Id say its not worth installing solar panels to your house, theyre only really good on new houses being built where the cost seems insignificant if its a large house eg £12000 is insignificant if your building a 500k house
If you are mainly interested in reducing your fuel bills the first thing is to install draught proofing as terms of bang for your bucks this is the single biggest difference you can make, then go for loft insulation, then double or triple glazing ideally with argon or krypton gas in the void. After that cavity wall insulation and then we get into trickier arithmetic. I believe that photo-voltaic cells are more cost effective than the older solar panels but it may be touch and go whether these are worthwhile above a certain latitude, air or ground source heat pumps may be more cost effective and windmills may be worth thinking about in terms of selling the power you generate on to the the grid.
If you are going to spend serious money it would worth paying for professional advice rather than risk making an expensive boo-boo.

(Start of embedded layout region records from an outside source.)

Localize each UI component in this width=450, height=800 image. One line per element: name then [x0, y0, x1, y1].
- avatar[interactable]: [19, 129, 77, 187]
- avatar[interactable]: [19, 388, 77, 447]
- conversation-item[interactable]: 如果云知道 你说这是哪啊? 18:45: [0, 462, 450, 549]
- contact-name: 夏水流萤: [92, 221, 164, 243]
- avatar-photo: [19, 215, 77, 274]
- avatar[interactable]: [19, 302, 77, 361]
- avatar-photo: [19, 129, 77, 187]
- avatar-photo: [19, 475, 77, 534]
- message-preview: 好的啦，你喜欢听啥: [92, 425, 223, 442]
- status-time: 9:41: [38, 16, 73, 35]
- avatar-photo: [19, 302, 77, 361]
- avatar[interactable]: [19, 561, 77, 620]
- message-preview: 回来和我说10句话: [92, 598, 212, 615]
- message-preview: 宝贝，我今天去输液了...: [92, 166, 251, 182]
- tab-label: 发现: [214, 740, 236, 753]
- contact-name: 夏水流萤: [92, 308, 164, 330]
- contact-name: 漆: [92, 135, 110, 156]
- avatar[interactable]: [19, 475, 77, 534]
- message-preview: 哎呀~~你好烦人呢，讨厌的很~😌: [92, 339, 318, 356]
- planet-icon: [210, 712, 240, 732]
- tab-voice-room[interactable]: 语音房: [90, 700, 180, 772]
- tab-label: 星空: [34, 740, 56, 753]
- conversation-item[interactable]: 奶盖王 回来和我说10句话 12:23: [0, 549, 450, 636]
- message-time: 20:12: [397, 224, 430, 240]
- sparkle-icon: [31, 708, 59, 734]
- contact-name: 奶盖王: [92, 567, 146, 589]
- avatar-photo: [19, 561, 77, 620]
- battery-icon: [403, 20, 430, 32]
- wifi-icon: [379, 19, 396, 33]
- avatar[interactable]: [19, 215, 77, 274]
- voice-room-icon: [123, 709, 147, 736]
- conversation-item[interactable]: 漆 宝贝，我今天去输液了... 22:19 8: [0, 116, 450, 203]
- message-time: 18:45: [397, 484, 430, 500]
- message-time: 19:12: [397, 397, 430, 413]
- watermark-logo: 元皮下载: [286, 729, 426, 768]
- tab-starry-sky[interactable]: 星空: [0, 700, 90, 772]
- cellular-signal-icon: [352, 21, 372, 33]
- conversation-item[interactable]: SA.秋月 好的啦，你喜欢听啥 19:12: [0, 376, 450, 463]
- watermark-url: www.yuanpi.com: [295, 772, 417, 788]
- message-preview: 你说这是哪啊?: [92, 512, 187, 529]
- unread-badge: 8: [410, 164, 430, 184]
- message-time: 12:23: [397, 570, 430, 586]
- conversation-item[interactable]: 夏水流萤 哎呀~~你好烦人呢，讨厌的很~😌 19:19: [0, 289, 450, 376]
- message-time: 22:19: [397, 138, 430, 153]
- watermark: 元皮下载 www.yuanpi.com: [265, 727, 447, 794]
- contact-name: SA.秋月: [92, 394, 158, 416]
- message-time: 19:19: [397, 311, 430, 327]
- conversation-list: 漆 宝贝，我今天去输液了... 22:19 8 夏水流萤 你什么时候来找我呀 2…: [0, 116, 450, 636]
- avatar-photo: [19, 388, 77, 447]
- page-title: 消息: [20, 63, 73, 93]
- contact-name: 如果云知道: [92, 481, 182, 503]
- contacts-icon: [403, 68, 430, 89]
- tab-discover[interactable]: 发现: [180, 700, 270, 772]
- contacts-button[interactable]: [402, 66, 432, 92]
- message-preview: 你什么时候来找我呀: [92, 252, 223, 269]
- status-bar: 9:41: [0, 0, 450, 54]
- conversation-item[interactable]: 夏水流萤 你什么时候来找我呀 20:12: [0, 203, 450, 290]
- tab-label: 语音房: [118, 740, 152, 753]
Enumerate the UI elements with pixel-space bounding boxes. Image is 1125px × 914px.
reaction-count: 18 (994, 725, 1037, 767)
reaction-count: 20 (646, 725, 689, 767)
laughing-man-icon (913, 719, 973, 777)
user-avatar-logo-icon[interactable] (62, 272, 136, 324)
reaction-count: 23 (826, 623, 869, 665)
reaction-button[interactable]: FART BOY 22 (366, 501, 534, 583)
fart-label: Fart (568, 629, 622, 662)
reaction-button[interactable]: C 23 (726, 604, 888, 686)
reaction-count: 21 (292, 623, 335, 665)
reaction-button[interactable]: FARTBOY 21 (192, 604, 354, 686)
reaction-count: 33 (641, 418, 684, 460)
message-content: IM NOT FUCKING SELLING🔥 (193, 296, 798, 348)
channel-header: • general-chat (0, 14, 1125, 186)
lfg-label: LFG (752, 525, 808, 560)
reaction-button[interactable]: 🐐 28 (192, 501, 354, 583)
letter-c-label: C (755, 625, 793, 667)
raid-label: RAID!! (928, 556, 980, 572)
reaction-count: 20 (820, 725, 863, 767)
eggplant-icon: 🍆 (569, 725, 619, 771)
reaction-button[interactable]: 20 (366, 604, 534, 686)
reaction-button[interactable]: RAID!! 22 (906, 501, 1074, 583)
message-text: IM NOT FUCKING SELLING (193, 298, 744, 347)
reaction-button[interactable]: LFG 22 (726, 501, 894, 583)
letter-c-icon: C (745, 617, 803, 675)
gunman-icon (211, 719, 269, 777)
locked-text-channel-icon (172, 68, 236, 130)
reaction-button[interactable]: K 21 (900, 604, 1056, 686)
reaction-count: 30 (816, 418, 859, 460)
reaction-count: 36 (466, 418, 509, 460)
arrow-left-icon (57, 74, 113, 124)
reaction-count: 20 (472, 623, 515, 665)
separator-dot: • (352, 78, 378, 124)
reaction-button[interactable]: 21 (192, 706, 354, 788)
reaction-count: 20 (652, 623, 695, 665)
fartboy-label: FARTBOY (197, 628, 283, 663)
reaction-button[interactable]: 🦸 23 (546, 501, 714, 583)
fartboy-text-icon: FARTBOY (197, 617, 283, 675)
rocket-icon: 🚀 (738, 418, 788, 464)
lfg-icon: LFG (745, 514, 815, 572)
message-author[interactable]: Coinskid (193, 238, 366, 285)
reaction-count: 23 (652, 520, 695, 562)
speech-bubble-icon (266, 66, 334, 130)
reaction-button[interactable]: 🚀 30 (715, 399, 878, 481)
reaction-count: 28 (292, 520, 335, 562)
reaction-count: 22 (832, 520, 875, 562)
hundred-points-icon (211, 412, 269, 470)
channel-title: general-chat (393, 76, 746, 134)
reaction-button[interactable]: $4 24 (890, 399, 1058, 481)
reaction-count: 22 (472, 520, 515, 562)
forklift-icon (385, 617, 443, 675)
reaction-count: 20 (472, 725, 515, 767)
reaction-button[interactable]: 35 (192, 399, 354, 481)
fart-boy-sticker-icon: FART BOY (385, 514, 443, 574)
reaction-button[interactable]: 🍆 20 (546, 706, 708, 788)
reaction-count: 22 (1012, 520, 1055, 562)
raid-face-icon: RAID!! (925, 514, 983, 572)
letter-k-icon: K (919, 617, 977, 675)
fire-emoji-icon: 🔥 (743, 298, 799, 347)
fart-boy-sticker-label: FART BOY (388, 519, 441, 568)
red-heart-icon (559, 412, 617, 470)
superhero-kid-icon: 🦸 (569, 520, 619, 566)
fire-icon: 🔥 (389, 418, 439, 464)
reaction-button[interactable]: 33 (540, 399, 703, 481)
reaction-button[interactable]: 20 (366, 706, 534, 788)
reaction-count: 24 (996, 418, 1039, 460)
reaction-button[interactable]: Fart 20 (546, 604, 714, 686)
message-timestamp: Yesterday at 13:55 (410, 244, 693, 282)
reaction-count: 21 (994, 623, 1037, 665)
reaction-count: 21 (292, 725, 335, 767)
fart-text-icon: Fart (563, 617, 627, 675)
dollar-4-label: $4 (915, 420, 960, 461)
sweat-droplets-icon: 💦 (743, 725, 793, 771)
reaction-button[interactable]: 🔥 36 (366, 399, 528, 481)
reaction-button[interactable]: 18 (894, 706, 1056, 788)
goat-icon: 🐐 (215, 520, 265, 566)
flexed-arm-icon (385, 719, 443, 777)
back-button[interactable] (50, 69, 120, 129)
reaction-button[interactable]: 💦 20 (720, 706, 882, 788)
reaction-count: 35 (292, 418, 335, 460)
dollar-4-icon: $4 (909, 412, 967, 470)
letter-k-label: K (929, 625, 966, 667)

Please take replies from the USA with a grain of salt. We don’t have your generous feed-in tariff, and some respondents will not take that into consideration. In addition to looking at the analysis which a local solar installer will provide, I would suggest walking your neighborhood and finding a house that has solar installed, then chatting with them in-depth about their experience.
My father fitted a hot water solar system for £4000, parts only mind, being we use so much energy for heating water I can’t help but think people should go for hot water before they opt for PV. Ofcourse no feedback tariff on hot water though.
In answer to your question Id on’t know sorry.
http://the-environment.org.uk/further_info/how_solar_power_help_environment.html
In hotter countries I thinks their are bigger gains to be made, in places like malta they have to cover up their panels in the summer or they get too hot!
it is worth it……coz u get to save so much power….its rlly imp..before all the fuel runs out !
I think it would be a great idea to get solar panels. It may be a lot of money to buy them, but in the longrun you will be saving a lot! Plus it is green for the enviroment. But you will need something that will store the power for a few days so when the suns not out you can still have power. Overall it’s a great idea!!
Not worth at all, till solar panels become more efficient in energy tapping and cheaper.
We live in an uncertain world, with uncertain times, I’d think ten times before I part with that kind of money, who really knows what the future holds, "if any", the way things are heading at the moment!